ROMA

Francesco Venturini (nella foto), amministratore delegato di Enel X, perché serve la mobilità elettrica anche nel trasporto pubblico?

L’inquinamento urbano è sempre più alto e le città diventeranno sempre più grandi: secondo l’Onu al 2050 quasi il 70% della popolazione mondiale vivrà in città. Serve più trasporto pubblico e a basso impatto, altrimenti si rischia un drastico calo della qualità dell’aria e quindi, della qualità di vita; senza contare il miglioramento che ne deriverebbe anche dal punto di vista dell’inquinamento acustico.

Perché avete iniziato in America Latina con il progetto Santiago?

L’America Latina è un continente che ha molte megalopoli, quindi una grande domanda, e ha la necessità di migliorare rapidamente il sistema di trasporto pubblico. Per questo ha sistemi di gestione del trasporto pubblico affidati ai privati tramite concessione, il che dà la possibilità di fare più agevolmente e rapidamente investimenti in nuova tecnologia.

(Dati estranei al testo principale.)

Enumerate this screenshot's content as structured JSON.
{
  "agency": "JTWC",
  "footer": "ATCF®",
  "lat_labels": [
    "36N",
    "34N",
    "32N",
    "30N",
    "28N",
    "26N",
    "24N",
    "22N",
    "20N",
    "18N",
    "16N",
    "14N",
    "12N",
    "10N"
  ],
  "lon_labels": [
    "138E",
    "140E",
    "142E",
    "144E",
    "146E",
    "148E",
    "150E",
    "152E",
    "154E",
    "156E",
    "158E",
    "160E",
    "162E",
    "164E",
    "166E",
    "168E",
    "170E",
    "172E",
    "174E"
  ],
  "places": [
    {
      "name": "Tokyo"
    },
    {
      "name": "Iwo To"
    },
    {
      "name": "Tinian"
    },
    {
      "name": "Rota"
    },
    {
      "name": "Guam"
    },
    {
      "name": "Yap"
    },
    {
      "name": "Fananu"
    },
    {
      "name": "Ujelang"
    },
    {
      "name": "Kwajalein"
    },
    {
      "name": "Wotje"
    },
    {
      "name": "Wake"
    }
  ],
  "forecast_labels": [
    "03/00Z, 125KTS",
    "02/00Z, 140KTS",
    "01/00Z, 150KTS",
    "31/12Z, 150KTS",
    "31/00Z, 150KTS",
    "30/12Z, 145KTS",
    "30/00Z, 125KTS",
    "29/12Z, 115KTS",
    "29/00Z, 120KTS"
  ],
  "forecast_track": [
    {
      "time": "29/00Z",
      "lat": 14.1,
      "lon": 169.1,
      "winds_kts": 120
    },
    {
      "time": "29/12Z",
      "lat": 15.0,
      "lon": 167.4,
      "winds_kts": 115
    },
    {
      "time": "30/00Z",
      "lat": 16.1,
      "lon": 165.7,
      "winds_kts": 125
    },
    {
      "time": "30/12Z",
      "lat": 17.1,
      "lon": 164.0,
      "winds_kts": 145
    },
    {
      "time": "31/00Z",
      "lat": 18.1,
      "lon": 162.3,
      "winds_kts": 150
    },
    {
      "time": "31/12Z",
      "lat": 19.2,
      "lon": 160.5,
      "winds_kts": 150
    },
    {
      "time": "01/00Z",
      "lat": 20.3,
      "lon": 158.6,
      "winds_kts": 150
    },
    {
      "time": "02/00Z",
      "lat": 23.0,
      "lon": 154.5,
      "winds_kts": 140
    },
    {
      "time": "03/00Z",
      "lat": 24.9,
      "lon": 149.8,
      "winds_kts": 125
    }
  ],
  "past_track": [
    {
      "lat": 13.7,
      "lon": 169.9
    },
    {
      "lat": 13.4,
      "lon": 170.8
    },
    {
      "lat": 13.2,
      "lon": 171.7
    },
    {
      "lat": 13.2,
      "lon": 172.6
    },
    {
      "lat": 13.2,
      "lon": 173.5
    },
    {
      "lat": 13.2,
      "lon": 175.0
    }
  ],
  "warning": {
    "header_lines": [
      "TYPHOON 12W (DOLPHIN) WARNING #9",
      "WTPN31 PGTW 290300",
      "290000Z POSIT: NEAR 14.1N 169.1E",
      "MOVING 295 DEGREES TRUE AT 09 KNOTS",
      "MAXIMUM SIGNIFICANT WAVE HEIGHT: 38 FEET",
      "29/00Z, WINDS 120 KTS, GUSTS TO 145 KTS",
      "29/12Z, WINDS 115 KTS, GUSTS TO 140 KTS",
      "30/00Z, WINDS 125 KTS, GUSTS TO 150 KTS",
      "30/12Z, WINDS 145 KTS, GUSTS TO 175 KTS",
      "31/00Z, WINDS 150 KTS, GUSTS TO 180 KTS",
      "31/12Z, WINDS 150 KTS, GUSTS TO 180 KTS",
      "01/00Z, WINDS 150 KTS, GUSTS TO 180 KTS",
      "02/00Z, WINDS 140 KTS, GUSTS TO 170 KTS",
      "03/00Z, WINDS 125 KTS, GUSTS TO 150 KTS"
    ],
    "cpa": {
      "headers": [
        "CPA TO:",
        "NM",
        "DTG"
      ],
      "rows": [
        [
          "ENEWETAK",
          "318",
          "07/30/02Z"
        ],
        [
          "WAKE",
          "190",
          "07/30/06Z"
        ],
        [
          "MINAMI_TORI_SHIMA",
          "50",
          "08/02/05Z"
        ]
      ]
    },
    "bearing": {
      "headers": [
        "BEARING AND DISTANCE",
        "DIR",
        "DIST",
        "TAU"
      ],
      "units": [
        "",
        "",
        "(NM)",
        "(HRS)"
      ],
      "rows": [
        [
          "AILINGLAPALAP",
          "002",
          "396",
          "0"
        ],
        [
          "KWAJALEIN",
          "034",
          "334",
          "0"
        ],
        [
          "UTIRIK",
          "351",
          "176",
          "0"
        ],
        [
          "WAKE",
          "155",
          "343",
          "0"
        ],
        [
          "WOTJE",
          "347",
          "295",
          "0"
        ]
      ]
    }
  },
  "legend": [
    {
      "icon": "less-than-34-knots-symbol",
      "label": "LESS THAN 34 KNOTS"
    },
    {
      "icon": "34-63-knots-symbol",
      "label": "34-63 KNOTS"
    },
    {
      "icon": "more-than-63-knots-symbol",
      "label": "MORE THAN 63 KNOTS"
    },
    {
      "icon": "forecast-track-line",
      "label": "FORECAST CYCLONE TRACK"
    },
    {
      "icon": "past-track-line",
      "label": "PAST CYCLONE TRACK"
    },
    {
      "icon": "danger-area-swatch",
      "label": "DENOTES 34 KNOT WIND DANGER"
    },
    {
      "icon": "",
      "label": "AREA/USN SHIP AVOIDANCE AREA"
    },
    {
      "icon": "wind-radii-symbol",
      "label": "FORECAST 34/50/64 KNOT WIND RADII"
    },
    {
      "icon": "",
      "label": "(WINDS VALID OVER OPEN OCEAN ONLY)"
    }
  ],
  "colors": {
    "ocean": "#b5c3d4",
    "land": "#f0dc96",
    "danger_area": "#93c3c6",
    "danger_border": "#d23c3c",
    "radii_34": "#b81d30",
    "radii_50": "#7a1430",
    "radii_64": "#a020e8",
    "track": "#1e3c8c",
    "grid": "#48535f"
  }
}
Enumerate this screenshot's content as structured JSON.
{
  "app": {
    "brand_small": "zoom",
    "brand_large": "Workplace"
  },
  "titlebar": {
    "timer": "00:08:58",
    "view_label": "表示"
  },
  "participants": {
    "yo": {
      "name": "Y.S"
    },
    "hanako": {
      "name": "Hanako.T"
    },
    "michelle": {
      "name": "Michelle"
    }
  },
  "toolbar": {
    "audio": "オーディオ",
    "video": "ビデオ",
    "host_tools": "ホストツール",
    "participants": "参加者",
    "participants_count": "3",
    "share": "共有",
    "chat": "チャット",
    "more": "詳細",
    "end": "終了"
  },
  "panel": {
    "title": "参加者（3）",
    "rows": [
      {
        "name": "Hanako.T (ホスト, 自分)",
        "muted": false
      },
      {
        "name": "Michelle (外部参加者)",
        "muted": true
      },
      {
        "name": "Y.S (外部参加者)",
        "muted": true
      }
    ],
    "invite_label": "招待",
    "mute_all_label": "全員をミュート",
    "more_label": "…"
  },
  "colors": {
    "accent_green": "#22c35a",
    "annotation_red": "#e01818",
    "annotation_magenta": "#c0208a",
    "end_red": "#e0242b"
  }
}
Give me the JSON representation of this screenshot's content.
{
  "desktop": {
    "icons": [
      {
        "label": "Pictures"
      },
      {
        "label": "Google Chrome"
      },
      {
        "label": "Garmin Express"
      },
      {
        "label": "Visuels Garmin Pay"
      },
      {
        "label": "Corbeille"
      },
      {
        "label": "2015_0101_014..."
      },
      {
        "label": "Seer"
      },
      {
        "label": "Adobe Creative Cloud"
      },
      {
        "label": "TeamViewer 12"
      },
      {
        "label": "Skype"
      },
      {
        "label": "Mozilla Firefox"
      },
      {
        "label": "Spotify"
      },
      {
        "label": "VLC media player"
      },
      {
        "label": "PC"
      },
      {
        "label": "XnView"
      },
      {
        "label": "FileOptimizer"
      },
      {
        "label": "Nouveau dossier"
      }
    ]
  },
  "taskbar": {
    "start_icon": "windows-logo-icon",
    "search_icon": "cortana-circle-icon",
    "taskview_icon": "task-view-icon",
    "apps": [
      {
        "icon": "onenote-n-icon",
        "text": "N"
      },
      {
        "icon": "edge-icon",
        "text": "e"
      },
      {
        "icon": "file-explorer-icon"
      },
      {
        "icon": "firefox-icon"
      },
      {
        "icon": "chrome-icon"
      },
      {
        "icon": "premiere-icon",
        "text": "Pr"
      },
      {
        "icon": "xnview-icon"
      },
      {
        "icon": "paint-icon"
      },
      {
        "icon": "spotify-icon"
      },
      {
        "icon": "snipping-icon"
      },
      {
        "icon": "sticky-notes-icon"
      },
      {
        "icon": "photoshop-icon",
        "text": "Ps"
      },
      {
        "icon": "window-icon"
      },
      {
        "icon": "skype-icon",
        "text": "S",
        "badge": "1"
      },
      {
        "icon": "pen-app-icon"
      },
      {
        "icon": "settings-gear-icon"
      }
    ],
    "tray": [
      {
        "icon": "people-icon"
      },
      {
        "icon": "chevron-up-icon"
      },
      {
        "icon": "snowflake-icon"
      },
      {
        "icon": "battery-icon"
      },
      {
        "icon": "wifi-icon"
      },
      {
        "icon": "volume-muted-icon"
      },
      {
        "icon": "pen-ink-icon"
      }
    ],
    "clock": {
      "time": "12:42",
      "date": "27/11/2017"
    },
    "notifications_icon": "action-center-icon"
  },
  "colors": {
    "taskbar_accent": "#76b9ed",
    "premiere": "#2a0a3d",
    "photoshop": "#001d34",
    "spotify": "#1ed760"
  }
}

Quale è stato in contributo di Enel nel progetto Santiago?

Un servizio ‘chiavi in mano’. Abbiamo fornito l’infrastruttura elettrica per garantire la potenza necessaria e l’elettrificazione del deposito. Abbiamo fornito le stazioni di ricarica, gli autobus e anche la possibilità di cambiare le batterie quando necessario. E anche, ovviamente, l’energia.

L’obiezione classica è: belli i bus elettrici, ma costano un occhio della testa.

E invece è vero il contrario. La sperimentazione ha mostrato che il costo globale, acquisto più gestione del mezzo nella sua vita, è più basso di quello degli autobus diesel. Tanto è vero che la società di gestione bus di Santiago ha deciso di non comprare i 600 autobus diesel che voleva acquistare, ma di prenderne 200 elettrici. E’ una società privata, non farebbe questa scelta se non gli convenisse.

Pensate di ripetere l’operazione in altre città?

Certo, e non solo in Sudamerica.

Anche nel nostro Paese?

Ce lo auguriamo. Stiamo parlando con un paio di Comuni che sono molto propensi a fare un investimento di questo tipo. Certo, servono amministrazioni comunali affidabili. Ma ce ne sono.

Che problemi ci sono per lo sviluppo in Italia di un modello del genere?

Sarebbe bene cercare di evitare le polemiche. Invece di dire: ‘così aiutiamo i produttori di autobus cinesi’, creiamo le condizioni affinché si possano avere anche bus elettrici italiani, il che avrebbe benefici effetti anche in termini di esportazione, visto che sta nascendo un mercato importante.